U.S. imperialism’s strategy in the region
The Obama administration has said little about the current situation in Yemen. One hundred Special Forces along with diplomatic personnel were evacuated weeks ago.
Yemen was championed as a so-called “counter-terrorism success story” just months ago. Pentagon and CIA-backed airstrikes and drone attacks have killed many targeted Islamic leaders and civilians, who have been in the vicinity of Washington-ordered aerial assaults.
President Hadi’s ascendancy to power was the result of Washington’s direct intervention in 2011 and 2012, which sought to manage the transition from Ali Abdullah Saleh’s rule. Nonetheless, in today’s struggle, forces allied with Saleh have joined the Houthis in opposition to the Saudi air strikes and interference in Yemen’s internal affairs.
The U.S. military has its hands full in Iraq, Syria and Afghanistan where wars of regime change and purported “democracy building” have gone awry. In 2011, the Obama administration initiated the destabilization and massive bombing of Libya, displacing Col. Muammar Gadhafi’s Jamahiriya political system, destroying national institutions, and causing dislocation and economic decline there.
Corporate media report that counterattacks by forces loyal to the Saudi-backed, ousted Hadi regime were bolstered by arms drops from Riyadh. They structure the struggle in Yemen as a proxy war with Saudi forces on Hadi’s side battling Iranian influence.
In fact, Washington is using its regional pro-Western allies to carry out bombings intended to bolster U.S. corporate, financial and strategic interests in the region.
Moreover, most of the weapons, including fighter aircraft utilized by Saudi Arabia and the Gulf Cooperation Council, made up of reactionary oil-rich monarchies, come from the U.S. and EU member states. The political independence exerted by Yemen’s Houthi movement is a concern of Washington and Wall Street, given their overall aim is to secure and expand U.S. interests on behalf of the super-rich.

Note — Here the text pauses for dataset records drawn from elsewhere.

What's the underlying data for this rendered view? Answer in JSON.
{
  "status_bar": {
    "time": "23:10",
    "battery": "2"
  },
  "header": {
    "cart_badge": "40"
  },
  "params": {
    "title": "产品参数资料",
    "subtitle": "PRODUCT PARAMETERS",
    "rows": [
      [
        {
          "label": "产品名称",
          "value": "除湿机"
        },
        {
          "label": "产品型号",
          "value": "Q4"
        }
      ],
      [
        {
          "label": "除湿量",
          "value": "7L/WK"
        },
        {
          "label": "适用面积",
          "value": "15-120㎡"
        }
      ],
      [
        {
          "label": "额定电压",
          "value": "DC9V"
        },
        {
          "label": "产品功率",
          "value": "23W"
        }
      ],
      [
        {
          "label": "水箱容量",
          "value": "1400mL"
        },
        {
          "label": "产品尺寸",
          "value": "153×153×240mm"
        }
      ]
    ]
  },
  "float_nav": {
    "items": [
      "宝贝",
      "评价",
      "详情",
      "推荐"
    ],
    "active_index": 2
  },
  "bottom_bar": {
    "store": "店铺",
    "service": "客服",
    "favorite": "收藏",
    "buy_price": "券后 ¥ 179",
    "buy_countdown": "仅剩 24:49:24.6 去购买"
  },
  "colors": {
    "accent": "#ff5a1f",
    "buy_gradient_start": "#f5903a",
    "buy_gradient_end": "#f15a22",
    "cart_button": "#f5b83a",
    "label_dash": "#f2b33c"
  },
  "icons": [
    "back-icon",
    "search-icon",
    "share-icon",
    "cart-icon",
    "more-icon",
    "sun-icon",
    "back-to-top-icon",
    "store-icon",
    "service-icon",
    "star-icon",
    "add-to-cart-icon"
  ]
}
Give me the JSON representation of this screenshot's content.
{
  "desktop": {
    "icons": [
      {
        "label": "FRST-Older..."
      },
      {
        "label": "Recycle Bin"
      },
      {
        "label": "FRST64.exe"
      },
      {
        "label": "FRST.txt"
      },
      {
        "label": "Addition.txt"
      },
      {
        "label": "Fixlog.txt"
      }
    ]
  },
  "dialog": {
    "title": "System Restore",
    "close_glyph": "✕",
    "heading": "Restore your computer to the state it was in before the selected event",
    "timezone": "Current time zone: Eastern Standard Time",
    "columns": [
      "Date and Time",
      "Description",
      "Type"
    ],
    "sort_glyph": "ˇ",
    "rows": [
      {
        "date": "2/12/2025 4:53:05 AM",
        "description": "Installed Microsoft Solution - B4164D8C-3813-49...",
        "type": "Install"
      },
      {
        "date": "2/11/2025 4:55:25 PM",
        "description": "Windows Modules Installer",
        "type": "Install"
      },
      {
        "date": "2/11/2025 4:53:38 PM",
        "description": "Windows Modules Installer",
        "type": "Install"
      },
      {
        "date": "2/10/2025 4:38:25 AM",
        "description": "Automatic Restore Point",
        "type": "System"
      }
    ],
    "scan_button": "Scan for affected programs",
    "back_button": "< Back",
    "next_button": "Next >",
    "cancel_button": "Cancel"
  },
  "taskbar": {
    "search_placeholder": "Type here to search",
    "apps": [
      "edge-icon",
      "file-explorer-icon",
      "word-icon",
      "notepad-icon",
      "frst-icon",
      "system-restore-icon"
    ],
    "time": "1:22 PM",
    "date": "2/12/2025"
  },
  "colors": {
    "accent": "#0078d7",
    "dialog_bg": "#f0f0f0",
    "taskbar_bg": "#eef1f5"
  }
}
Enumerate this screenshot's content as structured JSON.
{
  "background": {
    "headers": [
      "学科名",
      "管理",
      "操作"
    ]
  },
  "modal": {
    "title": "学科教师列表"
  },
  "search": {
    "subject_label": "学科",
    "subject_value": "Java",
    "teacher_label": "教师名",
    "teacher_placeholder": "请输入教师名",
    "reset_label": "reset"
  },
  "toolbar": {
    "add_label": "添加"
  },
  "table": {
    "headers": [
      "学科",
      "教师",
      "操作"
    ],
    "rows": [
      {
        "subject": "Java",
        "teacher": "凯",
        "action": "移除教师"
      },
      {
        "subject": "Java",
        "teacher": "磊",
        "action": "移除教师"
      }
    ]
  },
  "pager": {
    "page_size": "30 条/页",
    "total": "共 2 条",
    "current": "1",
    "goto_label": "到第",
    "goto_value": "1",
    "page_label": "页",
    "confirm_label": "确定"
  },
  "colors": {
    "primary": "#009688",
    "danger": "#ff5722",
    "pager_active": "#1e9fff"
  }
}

Yemen is the poorest country in the Arabian Peninsula, but it borders wealthier oil-rich Persian Gulf states. The waterways surrounding Yemen, including the Red Sea and the Gulf of Aden, have strategic significance for U.S. imperialism regarding commercial shipping as well as military dominance.
‘Humanitarian’ interventions debunked
Developments in Yemen, Bahrain, Egypt, Iraq, Syria and Libya illustrate clearly that there is no such thing as a “humanitarian” imperialist intervention. Conditions in all these states have worsened as a result of the so-called “war on terrorism” and disingenuous efforts to “build democracies” in Africa and the Middle East.
Although majority-Democratic Party congresses elected in 2006 and 2008 and the Obama administration were sent to Washington with a mandate to end wars of aggression and work toward a sustainable economic revitalization in the U.S., they have failed to do so.
This starkly reveals the imperialist character of both dominant parties. Consequently, in the 2010, 2012 and 2014 elections, the Democratic Party’s electoral base among the working class and nationally oppressed expressed their opposition to these failed promises by staying away from the polls, with the exception of the re-election of Obama in 2012.
The peoples of the Middle East and Africa must rebuild their societies and national and regional institutions independent of imperialism. So, too, the working class and the oppressed inside the U.S. have no alternative other than to break with the Democrats and construct an independent movement, based on their political and class interests.